3 November 2022
I apologize in advance. We all spend too much time looking at screens, and yet here you are looking at a screen again to read this. We need more human contact than we get, and yet here I am premiering a podcast episode that has only bots in it.
Sorry.
Well, not sorry, actually. Not entirely sorry. It was a challenge, in Episode 01 and 02, to work with bots and humans together in the same audio drama. It was much more challenging, in Episode 03, to work with an all-bot cast. Bots always say their lines the same way. Of course, they are always on time. But they rush things when they read them, they mispronounce words that they haven’t been trained to say, and have a horrible sound that they call a laugh. Getting bots to laugh at each other’s jokes was the hardest part of Episode 03.
And yet, here it is.
In Episode 03, Michel continues his investigation into what he was doing before his memory was erased and reconfigured. He calls in Pyotr, the bot in charge of memory erasure, for a performance review. Michel learns that Pyotr was the very bot who erased him. But, like everyone who comes in for a performance review, Pyotr has a secret to share. A secret that must be kept from System.

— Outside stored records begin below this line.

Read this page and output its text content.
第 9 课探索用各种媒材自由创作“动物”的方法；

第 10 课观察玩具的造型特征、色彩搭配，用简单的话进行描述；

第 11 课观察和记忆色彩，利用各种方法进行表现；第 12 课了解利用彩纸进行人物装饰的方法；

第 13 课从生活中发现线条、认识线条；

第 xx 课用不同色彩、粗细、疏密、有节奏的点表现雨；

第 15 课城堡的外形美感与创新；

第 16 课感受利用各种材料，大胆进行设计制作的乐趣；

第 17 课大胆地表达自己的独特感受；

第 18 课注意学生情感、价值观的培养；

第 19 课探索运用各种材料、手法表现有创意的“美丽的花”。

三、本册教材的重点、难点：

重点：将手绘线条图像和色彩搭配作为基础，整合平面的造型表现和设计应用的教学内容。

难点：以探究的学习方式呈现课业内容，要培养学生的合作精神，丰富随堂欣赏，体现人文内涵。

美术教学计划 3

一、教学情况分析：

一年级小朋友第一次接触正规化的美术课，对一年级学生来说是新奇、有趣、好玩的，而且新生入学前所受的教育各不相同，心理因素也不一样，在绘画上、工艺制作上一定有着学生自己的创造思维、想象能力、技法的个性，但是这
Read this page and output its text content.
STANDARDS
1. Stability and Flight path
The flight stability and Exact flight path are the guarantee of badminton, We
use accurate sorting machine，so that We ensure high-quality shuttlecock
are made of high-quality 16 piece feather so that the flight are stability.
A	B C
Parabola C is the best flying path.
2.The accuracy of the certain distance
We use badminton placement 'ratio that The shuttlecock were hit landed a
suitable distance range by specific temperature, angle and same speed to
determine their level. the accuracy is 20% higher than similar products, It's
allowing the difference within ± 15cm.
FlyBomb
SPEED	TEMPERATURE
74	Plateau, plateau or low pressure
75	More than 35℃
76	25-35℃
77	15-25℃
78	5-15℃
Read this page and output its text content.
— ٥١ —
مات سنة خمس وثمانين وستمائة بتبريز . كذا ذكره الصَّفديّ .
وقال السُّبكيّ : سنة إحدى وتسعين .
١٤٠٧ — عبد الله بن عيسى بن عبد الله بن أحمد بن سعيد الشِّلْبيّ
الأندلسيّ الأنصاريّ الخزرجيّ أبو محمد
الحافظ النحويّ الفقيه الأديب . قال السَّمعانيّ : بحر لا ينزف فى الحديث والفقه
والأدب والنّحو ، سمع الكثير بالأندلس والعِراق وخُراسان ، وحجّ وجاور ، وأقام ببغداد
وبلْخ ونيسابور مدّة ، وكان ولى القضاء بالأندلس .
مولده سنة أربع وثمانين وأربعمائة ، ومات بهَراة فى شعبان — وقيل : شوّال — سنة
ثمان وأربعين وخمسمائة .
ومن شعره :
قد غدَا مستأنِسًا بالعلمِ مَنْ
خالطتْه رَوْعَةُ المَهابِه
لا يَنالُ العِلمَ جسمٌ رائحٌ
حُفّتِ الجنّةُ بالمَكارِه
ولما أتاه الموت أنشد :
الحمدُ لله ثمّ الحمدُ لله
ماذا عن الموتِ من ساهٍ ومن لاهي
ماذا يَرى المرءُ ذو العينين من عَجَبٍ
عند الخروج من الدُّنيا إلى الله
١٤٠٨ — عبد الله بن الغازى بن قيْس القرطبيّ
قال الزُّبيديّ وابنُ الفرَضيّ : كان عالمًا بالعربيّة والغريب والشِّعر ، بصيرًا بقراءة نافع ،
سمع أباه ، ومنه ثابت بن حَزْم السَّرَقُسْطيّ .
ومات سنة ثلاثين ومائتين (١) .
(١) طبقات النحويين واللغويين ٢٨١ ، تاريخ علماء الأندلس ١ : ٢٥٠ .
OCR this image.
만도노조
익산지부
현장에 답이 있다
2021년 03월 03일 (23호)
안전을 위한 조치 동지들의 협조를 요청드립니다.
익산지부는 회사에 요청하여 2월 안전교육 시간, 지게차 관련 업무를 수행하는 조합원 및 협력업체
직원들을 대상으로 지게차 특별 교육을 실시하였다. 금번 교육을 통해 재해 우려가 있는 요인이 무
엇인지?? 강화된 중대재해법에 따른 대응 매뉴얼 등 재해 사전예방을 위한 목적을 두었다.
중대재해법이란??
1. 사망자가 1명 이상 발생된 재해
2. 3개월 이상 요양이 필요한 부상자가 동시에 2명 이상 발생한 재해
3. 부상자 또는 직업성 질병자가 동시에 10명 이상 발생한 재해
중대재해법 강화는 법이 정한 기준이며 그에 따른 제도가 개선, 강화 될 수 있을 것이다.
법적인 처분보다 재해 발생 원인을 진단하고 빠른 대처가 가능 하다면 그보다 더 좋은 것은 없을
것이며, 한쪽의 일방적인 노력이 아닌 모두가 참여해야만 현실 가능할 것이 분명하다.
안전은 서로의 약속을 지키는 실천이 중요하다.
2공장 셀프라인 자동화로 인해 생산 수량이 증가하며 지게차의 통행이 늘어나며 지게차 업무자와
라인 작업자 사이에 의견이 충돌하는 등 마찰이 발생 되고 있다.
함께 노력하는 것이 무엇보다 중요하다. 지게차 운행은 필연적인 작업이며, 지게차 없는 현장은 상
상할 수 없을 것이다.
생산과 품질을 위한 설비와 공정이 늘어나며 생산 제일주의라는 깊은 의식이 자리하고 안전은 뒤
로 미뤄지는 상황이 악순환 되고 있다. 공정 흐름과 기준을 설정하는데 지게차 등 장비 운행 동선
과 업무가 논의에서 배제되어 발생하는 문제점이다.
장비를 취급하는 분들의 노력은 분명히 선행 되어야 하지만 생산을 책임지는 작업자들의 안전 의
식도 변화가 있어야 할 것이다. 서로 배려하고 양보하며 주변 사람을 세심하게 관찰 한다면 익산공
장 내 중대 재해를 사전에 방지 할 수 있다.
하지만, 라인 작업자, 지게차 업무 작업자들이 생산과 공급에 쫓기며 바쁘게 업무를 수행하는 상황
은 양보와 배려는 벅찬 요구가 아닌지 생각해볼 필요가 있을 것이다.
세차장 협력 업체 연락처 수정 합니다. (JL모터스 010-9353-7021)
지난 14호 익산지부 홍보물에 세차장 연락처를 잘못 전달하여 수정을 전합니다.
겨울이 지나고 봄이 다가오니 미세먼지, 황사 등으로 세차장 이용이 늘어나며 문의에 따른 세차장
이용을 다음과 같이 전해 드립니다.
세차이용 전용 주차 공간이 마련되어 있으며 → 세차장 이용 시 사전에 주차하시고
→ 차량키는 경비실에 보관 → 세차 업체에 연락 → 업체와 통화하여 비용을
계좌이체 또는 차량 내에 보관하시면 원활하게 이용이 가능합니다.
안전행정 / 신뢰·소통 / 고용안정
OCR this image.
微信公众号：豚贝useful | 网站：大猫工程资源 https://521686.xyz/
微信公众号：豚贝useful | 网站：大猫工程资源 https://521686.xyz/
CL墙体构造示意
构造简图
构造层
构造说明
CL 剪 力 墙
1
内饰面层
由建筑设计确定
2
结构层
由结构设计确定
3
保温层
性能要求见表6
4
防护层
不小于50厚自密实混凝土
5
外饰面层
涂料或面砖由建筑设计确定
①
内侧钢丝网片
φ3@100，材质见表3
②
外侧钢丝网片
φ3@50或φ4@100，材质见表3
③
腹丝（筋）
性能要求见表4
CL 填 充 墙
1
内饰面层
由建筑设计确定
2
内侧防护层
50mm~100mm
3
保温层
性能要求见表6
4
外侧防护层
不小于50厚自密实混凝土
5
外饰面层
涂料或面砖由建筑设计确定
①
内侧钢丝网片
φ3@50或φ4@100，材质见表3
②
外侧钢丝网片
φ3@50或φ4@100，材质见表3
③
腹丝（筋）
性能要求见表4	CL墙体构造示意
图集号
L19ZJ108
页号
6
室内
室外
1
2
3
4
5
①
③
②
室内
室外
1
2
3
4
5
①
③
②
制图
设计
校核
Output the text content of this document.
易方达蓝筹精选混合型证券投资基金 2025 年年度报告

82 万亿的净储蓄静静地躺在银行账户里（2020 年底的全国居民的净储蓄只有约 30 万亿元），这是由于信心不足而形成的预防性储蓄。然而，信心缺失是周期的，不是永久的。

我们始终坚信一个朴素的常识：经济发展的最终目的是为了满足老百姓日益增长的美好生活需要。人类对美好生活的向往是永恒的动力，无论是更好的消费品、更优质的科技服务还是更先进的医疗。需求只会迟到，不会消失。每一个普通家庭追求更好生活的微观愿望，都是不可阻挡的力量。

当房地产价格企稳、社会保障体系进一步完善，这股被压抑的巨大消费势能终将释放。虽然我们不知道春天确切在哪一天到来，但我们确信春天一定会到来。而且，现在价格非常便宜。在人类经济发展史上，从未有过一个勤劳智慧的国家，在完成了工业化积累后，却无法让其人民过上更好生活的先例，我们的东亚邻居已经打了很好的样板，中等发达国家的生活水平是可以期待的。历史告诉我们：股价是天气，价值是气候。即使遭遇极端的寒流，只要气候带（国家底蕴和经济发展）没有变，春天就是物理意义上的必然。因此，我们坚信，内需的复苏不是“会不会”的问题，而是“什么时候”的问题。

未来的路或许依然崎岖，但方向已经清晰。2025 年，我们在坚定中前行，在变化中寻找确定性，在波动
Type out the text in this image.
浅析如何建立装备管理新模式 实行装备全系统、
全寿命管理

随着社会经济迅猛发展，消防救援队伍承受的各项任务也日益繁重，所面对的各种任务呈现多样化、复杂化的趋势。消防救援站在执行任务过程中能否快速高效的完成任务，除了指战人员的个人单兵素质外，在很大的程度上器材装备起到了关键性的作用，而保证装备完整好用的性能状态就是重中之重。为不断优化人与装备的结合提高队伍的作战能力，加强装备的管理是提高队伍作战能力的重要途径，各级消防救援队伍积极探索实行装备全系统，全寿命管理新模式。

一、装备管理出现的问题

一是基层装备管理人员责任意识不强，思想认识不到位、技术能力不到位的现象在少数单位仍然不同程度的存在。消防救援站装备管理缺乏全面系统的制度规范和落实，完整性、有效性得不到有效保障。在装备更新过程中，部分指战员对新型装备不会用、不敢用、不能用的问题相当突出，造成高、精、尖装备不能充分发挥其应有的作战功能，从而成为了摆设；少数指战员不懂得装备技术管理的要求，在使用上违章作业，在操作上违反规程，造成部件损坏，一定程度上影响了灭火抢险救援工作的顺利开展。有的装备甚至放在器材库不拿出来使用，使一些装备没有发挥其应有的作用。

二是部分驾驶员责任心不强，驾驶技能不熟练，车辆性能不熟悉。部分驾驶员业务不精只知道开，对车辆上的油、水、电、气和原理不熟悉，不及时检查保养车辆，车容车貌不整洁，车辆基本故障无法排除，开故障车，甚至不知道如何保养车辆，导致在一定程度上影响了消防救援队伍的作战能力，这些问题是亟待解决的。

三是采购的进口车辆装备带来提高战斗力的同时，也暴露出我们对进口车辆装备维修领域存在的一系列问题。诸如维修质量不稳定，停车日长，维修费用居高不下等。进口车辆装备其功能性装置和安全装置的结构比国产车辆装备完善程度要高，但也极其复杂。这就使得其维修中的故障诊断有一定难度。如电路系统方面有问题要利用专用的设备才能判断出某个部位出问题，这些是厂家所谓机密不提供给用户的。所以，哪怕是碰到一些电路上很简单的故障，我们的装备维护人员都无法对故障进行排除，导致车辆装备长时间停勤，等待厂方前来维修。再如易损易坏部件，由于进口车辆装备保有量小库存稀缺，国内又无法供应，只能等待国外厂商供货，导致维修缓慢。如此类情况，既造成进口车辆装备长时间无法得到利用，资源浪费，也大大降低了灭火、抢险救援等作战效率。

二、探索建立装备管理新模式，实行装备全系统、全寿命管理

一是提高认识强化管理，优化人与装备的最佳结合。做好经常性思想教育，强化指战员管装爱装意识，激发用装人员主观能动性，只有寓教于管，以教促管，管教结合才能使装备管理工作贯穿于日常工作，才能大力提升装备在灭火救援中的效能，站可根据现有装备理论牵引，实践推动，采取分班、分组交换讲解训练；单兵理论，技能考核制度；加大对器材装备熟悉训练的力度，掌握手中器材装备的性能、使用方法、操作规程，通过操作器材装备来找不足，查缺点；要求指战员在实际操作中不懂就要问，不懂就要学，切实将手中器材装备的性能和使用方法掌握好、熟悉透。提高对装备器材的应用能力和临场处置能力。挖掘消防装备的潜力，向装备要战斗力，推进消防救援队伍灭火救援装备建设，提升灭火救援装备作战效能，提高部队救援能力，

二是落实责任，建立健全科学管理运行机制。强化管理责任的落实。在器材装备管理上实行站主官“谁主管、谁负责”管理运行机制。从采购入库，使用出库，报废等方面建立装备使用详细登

In this episode of Your Performance Review, there is talk of cryptocurrency manipulation. Crypto has been marketed as a kind of human-proof currency. No humans can mess it up, so enthusiastic crypto proponents claim, because all transactions must be verified on the blockchain. And yet, in the crypto world, there is widespread cheating, stealing, and scamming. Just look at the Twitter feed of Molly White, or read her newsletter, and you’ll see a geyser of crypto grift. She has plenty of thievery to write about every day.
Why?
New technologies always attract opportunists. If those new technologies involve money, some of those opportunists will be scammers. This was the story with PayPal and Craigslist. With crypto, however, the scammer effect is magnified. The amounts of money are much larger. The audience is also bigger. And the Big Lie, that machines will keep people honest, is a bigger lie.
As Safiya Umoja Noble showed in her book Algorithms of Oppression, there is nothing pure about an algorithm, and nothing fair about a machine intelligence. They, the machines and the algorithms, are programmed by people, and we are programming into them all of our flaws and prejudices. Worse still, humans love to exploit weaknesses in systems, whether those systems are voting systems, Supreme Court nomination systems, or the blockchain.
There’s a strategy in cryptocurrency investing called HODL. It means “hold on for deal life.” Crypto fans are buying and holding, waiting for the market to improve. It will be along wait because it’s not the market that has to improve, it’s the underlying systems built on our all-too-human flaws; systems used by humans who live to game them.
Before the blockchain is pure, we’ll get a bot to laugh convincingly, unlike the bots in Episode 03.